Conflict-of-interest statement: Pavlides M is a shareholder for the company Perspectum Ltd. and has applied for a patent for medical imaging; All other authors declare no conflicts of interest; Robson M is an employee and shareholder for the company Perspectum Ltd.; Hill CE is partially funded by the company Perspectum Ltd.

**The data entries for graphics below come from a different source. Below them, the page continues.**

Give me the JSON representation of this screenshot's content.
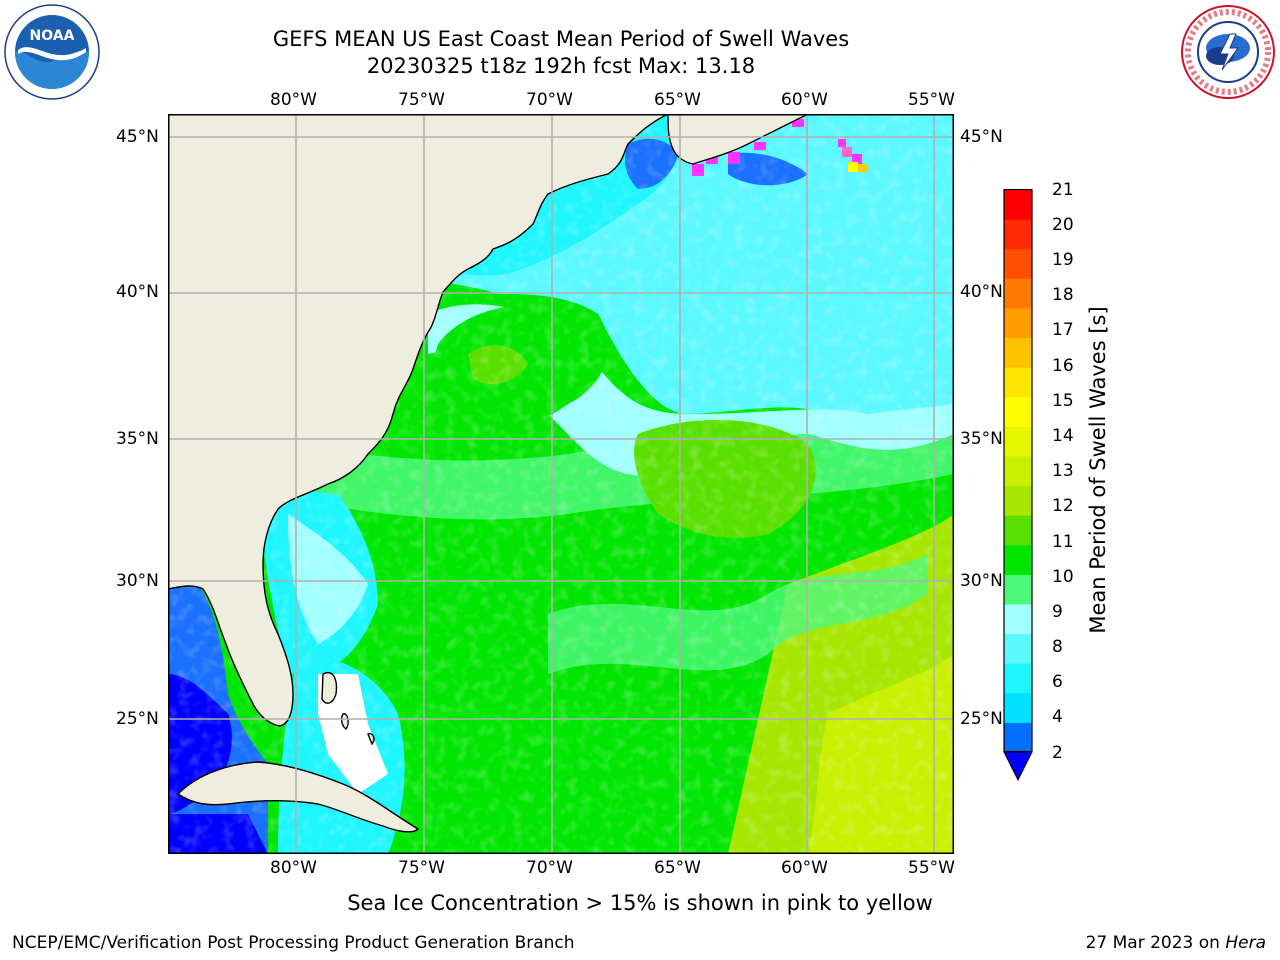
{
  "title": {
    "line1": "GEFS MEAN US East Coast Mean Period of Swell Waves",
    "line2": "20230325 t18z 192h fcst   Max: 13.18"
  },
  "logos": {
    "left": {
      "icon": "noaa-logo",
      "text": "NOAA"
    },
    "right": {
      "icon": "nws-logo",
      "text": "NATIONAL WEATHER SERVICE"
    }
  },
  "map": {
    "lon_ticks": [
      "80°W",
      "75°W",
      "70°W",
      "65°W",
      "60°W",
      "55°W"
    ],
    "lat_ticks": [
      "45°N",
      "40°N",
      "35°N",
      "30°N",
      "25°N"
    ],
    "lon_values": [
      -80,
      -75,
      -70,
      -65,
      -60,
      -55
    ],
    "lat_values": [
      45,
      40,
      35,
      30,
      25
    ],
    "extent": {
      "lon_min": -85,
      "lon_max": -54.2,
      "lat_min": 20.5,
      "lat_max": 45.8
    },
    "max_value": 13.18,
    "colors": {
      "land": "#efedde",
      "grid": "#b0b0b0",
      "coast": "#000000"
    }
  },
  "colorbar": {
    "title": "Mean Period of Swell Waves [s]",
    "ticks": [
      "21",
      "20",
      "19",
      "18",
      "17",
      "16",
      "15",
      "14",
      "13",
      "12",
      "11",
      "10",
      "9",
      "8",
      "6",
      "4",
      "2"
    ],
    "colors_bottom_to_top": [
      "#0070ff",
      "#00e0ff",
      "#1ef5ff",
      "#5cf8ff",
      "#a2ffff",
      "#4cf77a",
      "#00e600",
      "#5ae000",
      "#a6e600",
      "#c8f000",
      "#e6f500",
      "#ffff00",
      "#ffe600",
      "#ffc200",
      "#ff9c00",
      "#ff7a00",
      "#ff5000",
      "#ff2a00",
      "#ff0000"
    ],
    "extend_min_color": "#0000ff"
  },
  "note": "Sea Ice Concentration > 15% is shown in pink to yellow",
  "footer": {
    "left": "NCEP/EMC/Verification Post Processing Product Generation Branch",
    "right_date": "27 Mar 2023 on",
    "right_host": "Hera"
  }
}
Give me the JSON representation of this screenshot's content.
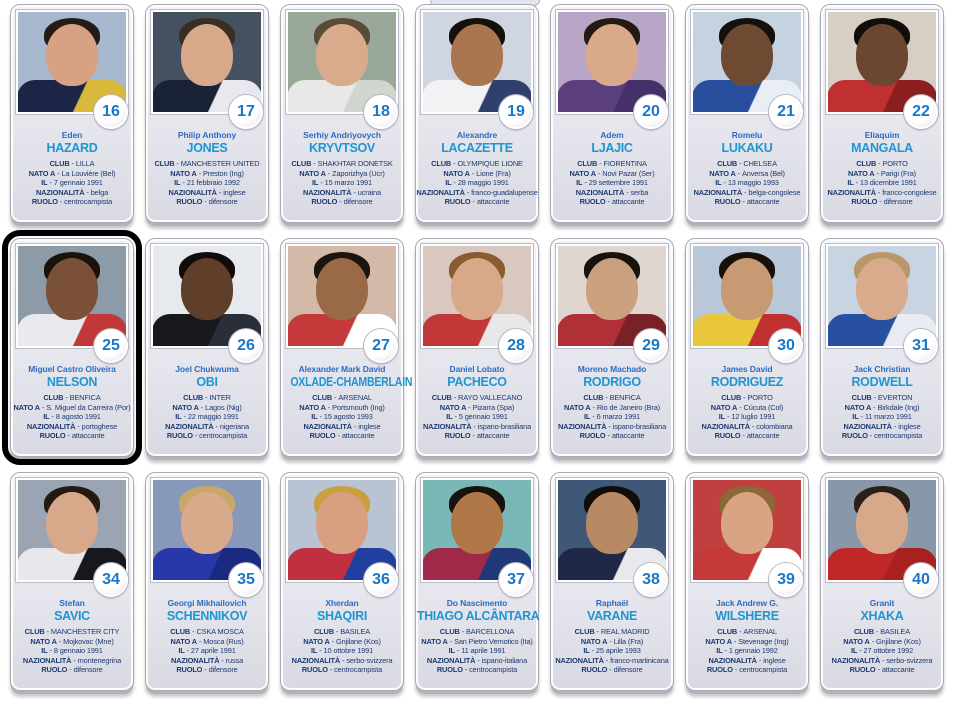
{
  "page": {
    "background": "#ffffff"
  },
  "labels": {
    "club": "CLUB",
    "born_in": "NATO A",
    "born_on": "IL",
    "nationality": "NAZIONALITÀ",
    "role": "RUOLO",
    "sep": "-"
  },
  "colors": {
    "first_name_blue": "#2f6bbe",
    "surname_blue": "#1e96d2",
    "detail_navy": "#1c3a70",
    "number_blue": "#1778c8",
    "highlight_frame": "#000000"
  },
  "players": [
    {
      "number": "16",
      "first_name": "Eden",
      "surname": "HAZARD",
      "club": "LILLA",
      "born_in": "La Louvière (Bel)",
      "born_on": "7 gennaio 1991",
      "nationality": "belga",
      "role": "centrocampista",
      "highlighted": false,
      "photo": {
        "bg": "#a8b9cf",
        "skin": "#d7a183",
        "hair": "#241c16",
        "jersey": "#1d2547",
        "jersey2": "#d8b93c"
      }
    },
    {
      "number": "17",
      "first_name": "Philip Anthony",
      "surname": "JONES",
      "club": "MANCHESTER UNITED",
      "born_in": "Preston (Ing)",
      "born_on": "21 febbraio 1992",
      "nationality": "inglese",
      "role": "difensore",
      "highlighted": false,
      "photo": {
        "bg": "#445161",
        "skin": "#d8a88b",
        "hair": "#3a2e24",
        "jersey": "#1a2335",
        "jersey2": "#e8e8ee"
      }
    },
    {
      "number": "18",
      "first_name": "Serhiy Andriyovych",
      "surname": "KRYVTSOV",
      "club": "SHAKHTAR DONETSK",
      "born_in": "Zaporizhya (Ucr)",
      "born_on": "15 marzo 1991",
      "nationality": "ucraina",
      "role": "difensore",
      "highlighted": false,
      "photo": {
        "bg": "#9aa89a",
        "skin": "#d9ab8d",
        "hair": "#5a4a38",
        "jersey": "#e8e8e8",
        "jersey2": "#cfd5cf"
      }
    },
    {
      "number": "19",
      "first_name": "Alexandre",
      "surname": "LACAZETTE",
      "club": "OLYMPIQUE LIONE",
      "born_in": "Lione (Fra)",
      "born_on": "28 maggio 1991",
      "nationality": "franco-guadalupense",
      "role": "attaccante",
      "highlighted": false,
      "photo": {
        "bg": "#cfd6e2",
        "skin": "#a9764f",
        "hair": "#14100d",
        "jersey": "#f2f2f5",
        "jersey2": "#30406e"
      }
    },
    {
      "number": "20",
      "first_name": "Adem",
      "surname": "LJAJIC",
      "club": "FIORENTINA",
      "born_in": "Novi Pazar (Ser)",
      "born_on": "29 settembre 1991",
      "nationality": "serba",
      "role": "attaccante",
      "highlighted": false,
      "photo": {
        "bg": "#b8a6c8",
        "skin": "#d9a98a",
        "hair": "#241a12",
        "jersey": "#5a3e7e",
        "jersey2": "#46306a"
      }
    },
    {
      "number": "21",
      "first_name": "Romelu",
      "surname": "LUKAKU",
      "club": "CHELSEA",
      "born_in": "Anversa (Bel)",
      "born_on": "13 maggio 1993",
      "nationality": "belga-congolese",
      "role": "attaccante",
      "highlighted": false,
      "photo": {
        "bg": "#c5d2e2",
        "skin": "#6f4a33",
        "hair": "#14100c",
        "jersey": "#2a4e9e",
        "jersey2": "#e9edf4"
      }
    },
    {
      "number": "22",
      "first_name": "Eliaquim",
      "surname": "MANGALA",
      "club": "PORTO",
      "born_in": "Parigi (Fra)",
      "born_on": "13 dicembre 1991",
      "nationality": "franco-congolese",
      "role": "difensore",
      "highlighted": false,
      "photo": {
        "bg": "#d8cfc4",
        "skin": "#6b4630",
        "hair": "#100d0a",
        "jersey": "#c03030",
        "jersey2": "#8b1f1f"
      }
    },
    {
      "number": "25",
      "first_name": "Miguel Castro Oliveira",
      "surname": "NELSON",
      "club": "BENFICA",
      "born_in": "S. Miguel da Carreira (Por)",
      "born_on": "8 agosto 1991",
      "nationality": "portoghese",
      "role": "attaccante",
      "highlighted": true,
      "photo": {
        "bg": "#8d9aa8",
        "skin": "#7a5138",
        "hair": "#1a130d",
        "jersey": "#e9e9ee",
        "jersey2": "#c23737"
      }
    },
    {
      "number": "26",
      "first_name": "Joel Chukwuma",
      "surname": "OBI",
      "club": "INTER",
      "born_in": "Lagos (Nig)",
      "born_on": "22 maggio 1991",
      "nationality": "nigeriana",
      "role": "centrocampista",
      "highlighted": false,
      "photo": {
        "bg": "#e6e9ee",
        "skin": "#5f3f2a",
        "hair": "#0f0c09",
        "jersey": "#16181c",
        "jersey2": "#2a2e38"
      }
    },
    {
      "number": "27",
      "first_name": "Alexander Mark David",
      "surname": "OXLADE-CHAMBERLAIN",
      "club": "ARSENAL",
      "born_in": "Portsmouth (Ing)",
      "born_on": "15 agosto 1993",
      "nationality": "inglese",
      "role": "attaccante",
      "highlighted": false,
      "photo": {
        "bg": "#d2b9a8",
        "skin": "#9a6a48",
        "hair": "#1c140e",
        "jersey": "#c43a3a",
        "jersey2": "#ffffff"
      }
    },
    {
      "number": "28",
      "first_name": "Daniel Lobato",
      "surname": "PACHECO",
      "club": "RAYO VALLECANO",
      "born_in": "Pizarra (Spa)",
      "born_on": "5 gennaio 1991",
      "nationality": "ispano-brasiliana",
      "role": "attaccante",
      "highlighted": false,
      "photo": {
        "bg": "#d8c8c0",
        "skin": "#d8a888",
        "hair": "#8a5a30",
        "jersey": "#c03838",
        "jersey2": "#e8e8e8"
      }
    },
    {
      "number": "29",
      "first_name": "Moreno Machado",
      "surname": "RODRIGO",
      "club": "BENFICA",
      "born_in": "Rio de Janeiro (Bra)",
      "born_on": "6 marzo 1991",
      "nationality": "ispano-brasiliana",
      "role": "attaccante",
      "highlighted": false,
      "photo": {
        "bg": "#e0d6d0",
        "skin": "#caa07e",
        "hair": "#18120d",
        "jersey": "#b03038",
        "jersey2": "#7a2028"
      }
    },
    {
      "number": "30",
      "first_name": "James David",
      "surname": "RODRIGUEZ",
      "club": "PORTO",
      "born_in": "Cúcuta (Col)",
      "born_on": "12 luglio 1991",
      "nationality": "colombiana",
      "role": "attaccante",
      "highlighted": false,
      "photo": {
        "bg": "#b8c8d8",
        "skin": "#c89a74",
        "hair": "#161009",
        "jersey": "#e8c83a",
        "jersey2": "#c03030"
      }
    },
    {
      "number": "31",
      "first_name": "Jack Christian",
      "surname": "RODWELL",
      "club": "EVERTON",
      "born_in": "Birkdale (Ing)",
      "born_on": "11 marzo 1991",
      "nationality": "inglese",
      "role": "centrocampista",
      "highlighted": false,
      "photo": {
        "bg": "#c8d4e2",
        "skin": "#d9ab8d",
        "hair": "#b89868",
        "jersey": "#2850a0",
        "jersey2": "#e8ecf2"
      }
    },
    {
      "number": "34",
      "first_name": "Stefan",
      "surname": "SAVIC",
      "club": "MANCHESTER CITY",
      "born_in": "Mojkovac (Mne)",
      "born_on": "8 gennaio 1991",
      "nationality": "montenegrina",
      "role": "difensore",
      "highlighted": false,
      "photo": {
        "bg": "#9aa4b2",
        "skin": "#d8a88a",
        "hair": "#241a12",
        "jersey": "#e8e8ec",
        "jersey2": "#16181e"
      }
    },
    {
      "number": "35",
      "first_name": "Georgi Mikhailovich",
      "surname": "SCHENNIKOV",
      "club": "CSKA MOSCA",
      "born_in": "Mosca (Rus)",
      "born_on": "27 aprile 1991",
      "nationality": "russa",
      "role": "difensore",
      "highlighted": false,
      "photo": {
        "bg": "#8898b8",
        "skin": "#d8aa8c",
        "hair": "#c8a86a",
        "jersey": "#2838a8",
        "jersey2": "#1a2a80"
      }
    },
    {
      "number": "36",
      "first_name": "Xherdan",
      "surname": "SHAQIRI",
      "club": "BASILEA",
      "born_in": "Gnjilane (Kos)",
      "born_on": "10 ottobre 1991",
      "nationality": "serbo-svizzera",
      "role": "centrocampista",
      "highlighted": false,
      "photo": {
        "bg": "#b8c4d4",
        "skin": "#d8a080",
        "hair": "#c8a040",
        "jersey": "#c03040",
        "jersey2": "#2040a0"
      }
    },
    {
      "number": "37",
      "first_name": "Do Nascimento",
      "surname": "THIAGO ALCÂNTARA",
      "club": "BARCELLONA",
      "born_in": "San Pietro Vernotico (Ita)",
      "born_on": "11 aprile 1991",
      "nationality": "ispano-italiana",
      "role": "centrocampista",
      "highlighted": false,
      "photo": {
        "bg": "#7ab8b8",
        "skin": "#b07848",
        "hair": "#18120c",
        "jersey": "#a02848",
        "jersey2": "#203878"
      }
    },
    {
      "number": "38",
      "first_name": "Raphaël",
      "surname": "VARANE",
      "club": "REAL MADRID",
      "born_in": "Lilla (Fra)",
      "born_on": "25 aprile 1993",
      "nationality": "franco-martinicana",
      "role": "difensore",
      "highlighted": false,
      "photo": {
        "bg": "#405878",
        "skin": "#b88a64",
        "hair": "#100c08",
        "jersey": "#202848",
        "jersey2": "#e8e8ee"
      }
    },
    {
      "number": "39",
      "first_name": "Jack Andrew G.",
      "surname": "WILSHERE",
      "club": "ARSENAL",
      "born_in": "Stevenage (Ing)",
      "born_on": "1 gennaio 1992",
      "nationality": "inglese",
      "role": "centrocampista",
      "highlighted": false,
      "photo": {
        "bg": "#c04040",
        "skin": "#d8a484",
        "hair": "#8a6838",
        "jersey": "#c43a3a",
        "jersey2": "#ffffff"
      }
    },
    {
      "number": "40",
      "first_name": "Granit",
      "surname": "XHAKA",
      "club": "BASILEA",
      "born_in": "Gnjilane (Kos)",
      "born_on": "27 ottobre 1992",
      "nationality": "serbo-svizzera",
      "role": "attaccante",
      "highlighted": false,
      "photo": {
        "bg": "#8898a8",
        "skin": "#d8a88a",
        "hair": "#2a2018",
        "jersey": "#c02828",
        "jersey2": "#a82020"
      }
    }
  ]
}
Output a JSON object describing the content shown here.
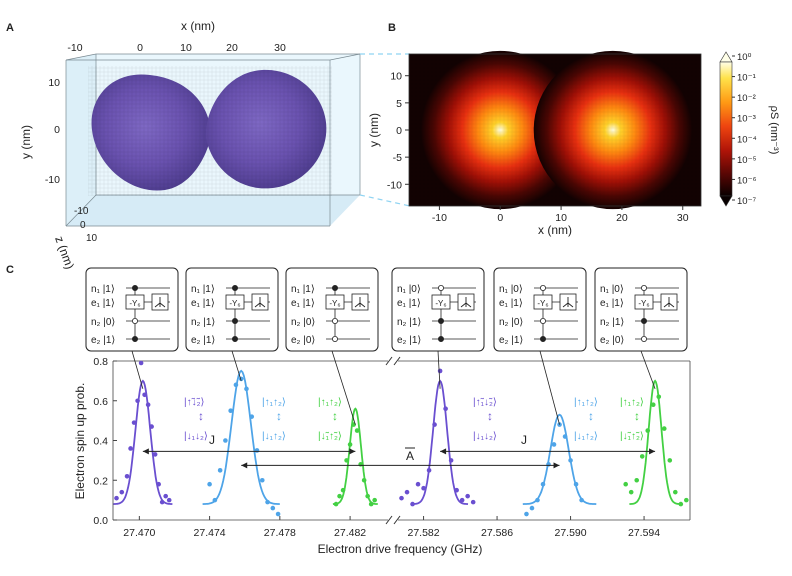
{
  "panels": {
    "a": {
      "letter": "A",
      "xlabel": "x (nm)",
      "ylabel": "y (nm)",
      "zlabel": "z (nm)",
      "xticks": [
        "-10",
        "0",
        "10",
        "20",
        "30"
      ],
      "yticks": [
        "10",
        "0",
        "-10"
      ],
      "zticks": [
        "-10",
        "0",
        "10"
      ]
    },
    "b": {
      "letter": "B",
      "xlabel": "x (nm)",
      "ylabel": "y (nm)",
      "colorbar_label": "ρS (nm⁻³)",
      "colorbar_ticks": [
        "10⁰",
        "10⁻¹",
        "10⁻²",
        "10⁻³",
        "10⁻⁴",
        "10⁻⁵",
        "10⁻⁶",
        "10⁻⁷"
      ]
    },
    "c": {
      "letter": "C",
      "circuits": [
        {
          "rows": [
            "n₁ |1⟩",
            "e₁ |1⟩",
            "n₂ |0⟩",
            "e₂ |1⟩"
          ],
          "gate": "-Y₆",
          "gate_row": 1
        },
        {
          "rows": [
            "n₁ |1⟩",
            "e₁ |1⟩",
            "n₂ |1⟩",
            "e₂ |1⟩"
          ],
          "gate": "-Y₆",
          "gate_row": 1
        },
        {
          "rows": [
            "n₁ |1⟩",
            "e₁ |1⟩",
            "n₂ |0⟩",
            "e₂ |0⟩"
          ],
          "gate": "-Y₆",
          "gate_row": 1
        },
        {
          "rows": [
            "n₁ |0⟩",
            "e₁ |1⟩",
            "n₂ |1⟩",
            "e₂ |1⟩"
          ],
          "gate": "-Y₆",
          "gate_row": 1
        },
        {
          "rows": [
            "n₁ |0⟩",
            "e₁ |1⟩",
            "n₂ |0⟩",
            "e₂ |1⟩"
          ],
          "gate": "-Y₆",
          "gate_row": 1
        },
        {
          "rows": [
            "n₁ |0⟩",
            "e₁ |1⟩",
            "n₂ |1⟩",
            "e₂ |0⟩"
          ],
          "gate": "-Y₆",
          "gate_row": 1
        }
      ],
      "state_labels": [
        {
          "top": "|↑̃↓̃₂⟩",
          "bottom": "|↓₁↓₂⟩",
          "color": "#6a4fd0"
        },
        {
          "top": "|↑₁↑₂⟩",
          "bottom": "|↓₁↑₂⟩",
          "color": "#4ea4e8"
        },
        {
          "top": "|↑₁↑₂⟩",
          "bottom": "|↓̃₁↑̃₂⟩",
          "color": "#43d043"
        },
        {
          "top": "|↑̃₁↓̃₂⟩",
          "bottom": "|↓₁↓₂⟩",
          "color": "#6a4fd0"
        },
        {
          "top": "|↑₁↑₂⟩",
          "bottom": "|↓₁↑₂⟩",
          "color": "#4ea4e8"
        },
        {
          "top": "|↑₁↑₂⟩",
          "bottom": "|↓̃₁↑̃₂⟩",
          "color": "#43d043"
        }
      ],
      "arrow_labels": {
        "j_left": "J",
        "j_right": "J",
        "a": "A"
      }
    }
  },
  "chart_data": [
    {
      "type": "heatmap",
      "panel": "A",
      "description": "3D isosurface of two overlapping spherical electron densities",
      "x_range": [
        -13,
        33
      ],
      "y_range": [
        -15,
        15
      ],
      "z_range": [
        -10,
        10
      ],
      "centers_x": [
        0,
        18.5
      ],
      "colors": {
        "density": "#6a52b0",
        "box": "#bfe4f5"
      }
    },
    {
      "type": "heatmap",
      "panel": "B",
      "xlabel": "x (nm)",
      "ylabel": "y (nm)",
      "x_range": [
        -15,
        33
      ],
      "y_range": [
        -14,
        14
      ],
      "xticks": [
        -10,
        0,
        10,
        20,
        30
      ],
      "yticks": [
        10,
        5,
        0,
        -5,
        -10
      ],
      "centers_x": [
        0,
        18.5
      ],
      "colorscale": "log",
      "clim": [
        1e-07,
        1
      ]
    },
    {
      "type": "scatter",
      "panel": "C",
      "xlabel": "Electron drive frequency (GHz)",
      "ylabel": "Electron spin up prob.",
      "ylim": [
        0,
        0.8
      ],
      "yticks": [
        0.0,
        0.2,
        0.4,
        0.6,
        0.8
      ],
      "segments": [
        {
          "xlim": [
            27.4685,
            27.4845
          ],
          "xticks": [
            27.47,
            27.474,
            27.478,
            27.482
          ]
        },
        {
          "xlim": [
            27.5805,
            27.5965
          ],
          "xticks": [
            27.582,
            27.586,
            27.59,
            27.594
          ]
        }
      ],
      "series": [
        {
          "color": "#6a4fd0",
          "center": 27.4702,
          "amp": 0.62,
          "width": 0.00042,
          "x": [
            27.4687,
            27.469,
            27.4693,
            27.4695,
            27.4697,
            27.4699,
            27.4701,
            27.4703,
            27.4705,
            27.4707,
            27.4709,
            27.4711,
            27.4713,
            27.4715,
            27.4717
          ],
          "y": [
            0.11,
            0.14,
            0.22,
            0.36,
            0.49,
            0.6,
            0.79,
            0.63,
            0.58,
            0.47,
            0.33,
            0.18,
            0.09,
            0.12,
            0.1
          ]
        },
        {
          "color": "#4ea4e8",
          "center": 27.4758,
          "amp": 0.67,
          "width": 0.00055,
          "x": [
            27.474,
            27.4743,
            27.4746,
            27.4749,
            27.4752,
            27.4755,
            27.4758,
            27.4761,
            27.4764,
            27.4767,
            27.477,
            27.4773,
            27.4776,
            27.4779
          ],
          "y": [
            0.18,
            0.1,
            0.25,
            0.4,
            0.55,
            0.68,
            0.71,
            0.66,
            0.52,
            0.35,
            0.2,
            0.09,
            0.06,
            0.03
          ]
        },
        {
          "color": "#43d043",
          "center": 27.4823,
          "amp": 0.48,
          "width": 0.00032,
          "x": [
            27.4812,
            27.4814,
            27.4816,
            27.4818,
            27.482,
            27.4822,
            27.4824,
            27.4826,
            27.4828,
            27.483,
            27.4832,
            27.4834
          ],
          "y": [
            0.08,
            0.12,
            0.15,
            0.3,
            0.38,
            0.48,
            0.45,
            0.28,
            0.2,
            0.12,
            0.08,
            0.1
          ]
        },
        {
          "color": "#6a4fd0",
          "center": 27.5829,
          "amp": 0.62,
          "width": 0.00038,
          "x": [
            27.5808,
            27.5811,
            27.5814,
            27.5817,
            27.582,
            27.5823,
            27.5826,
            27.5829,
            27.5832,
            27.5835,
            27.5838,
            27.5841,
            27.5844,
            27.5847
          ],
          "y": [
            0.11,
            0.14,
            0.08,
            0.18,
            0.16,
            0.25,
            0.48,
            0.75,
            0.56,
            0.3,
            0.15,
            0.1,
            0.12,
            0.09
          ]
        },
        {
          "color": "#4ea4e8",
          "center": 27.5894,
          "amp": 0.45,
          "width": 0.0005,
          "x": [
            27.5876,
            27.5879,
            27.5882,
            27.5885,
            27.5888,
            27.5891,
            27.5894,
            27.5897,
            27.59,
            27.5903,
            27.5906
          ],
          "y": [
            0.03,
            0.06,
            0.1,
            0.18,
            0.28,
            0.38,
            0.48,
            0.42,
            0.3,
            0.18,
            0.1
          ]
        },
        {
          "color": "#43d043",
          "center": 27.5946,
          "amp": 0.62,
          "width": 0.00035,
          "x": [
            27.593,
            27.5933,
            27.5936,
            27.5939,
            27.5942,
            27.5945,
            27.5948,
            27.5951,
            27.5954,
            27.5957,
            27.596,
            27.5963
          ],
          "y": [
            0.18,
            0.14,
            0.2,
            0.32,
            0.45,
            0.58,
            0.62,
            0.46,
            0.3,
            0.14,
            0.08,
            0.1
          ]
        }
      ]
    }
  ]
}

Open-Access: This article is an open-access article that was selected by an in-house editor and fully peer-reviewed by external reviewers. It is distributed in accordance with the Creative Commons Attribution NonCommercial (CC BY-NC 4.0) license, which permits others to distribute, remix, adapt, build upon this work non-commercially, and license their derivative works on different terms, provided the original work is properly cited and the use is non-commercial. See: http://creativecommons.org/Licenses/by-nc/4.0/
Corresponding author: Michael Pavlides, BSc, DPhil, MBBS, MRCP, Consultant Physician-Scientist, Doctor, Oxford Centre for Clinical Magnetic Resonance Research, Division of Cardiovascular Medicine, Radcliffe Department of Medicine, University of Oxford, Level 0, John Radcliffe Hospital, Headley Way, Headington, Oxford OX3 9DU, United Kingdom. michael.pavlides@cardiov.ox.ac.uk
Received: February 6, 2021 Peer-review started: February 6, 2021 First decision: March 29, 2021 Revised: April 16, 2021 Accepted: September 26, 2021 Article in press: September 30, 2021 Published online: October 28, 2021 Processing time: 262 Days and 13.8 Hours
Abstract
Chronic liver diseases (CLDs) are becoming increasingly more prevalent in modern society. The use of imaging techniques for early detection, such as magnetic resonance imaging (MRI), is crucial in reducing the impact of these diseases on healthcare systems. Artificial intelligence (AI) algorithms have been shown over the past decade to excel at image-based analysis tasks such as detection and segmentation. When applied to liver MRI, they have the potential to improve clinical decision making, and increase throughput by automating analyses. With Liver diseases becoming more prevalent in society, the need to implement these techniques to utilize liver MRI to its full potential, is paramount. In this review, we report on the current methods and applications of AI methods in liver MRI, with a focus on machine learning and deep learning methods. We assess four main themes of segmentation, classification, image synthesis and artefact detection, and their respective potential in liver MRI and the wider clinic. We provide a brief explanation of some of the algorithms used and explore the current challenges affecting the field. Though there are many hurdles to overcome in implementing AI methods in the clinic, we conclude that AI methods have the potential to positively aid healthcare professionals for years to come.
Core Tip: Artificial Intelligence (AI) algorithms are becoming increasingly prevalent in magnetic resonance imaging (MRI) after their proven success in computer vision tasks. With regards to liver MRI, these methods have been shown to be successful in tasks from hepatocellular carcinoma detection, to motion reduction to improve undiagnostic scans. They have also been shown in some cases to outperform radiographer level performance. The widespread use of these techniques could positively aid clinicians for years to come, if implemented properly into clinical workflows.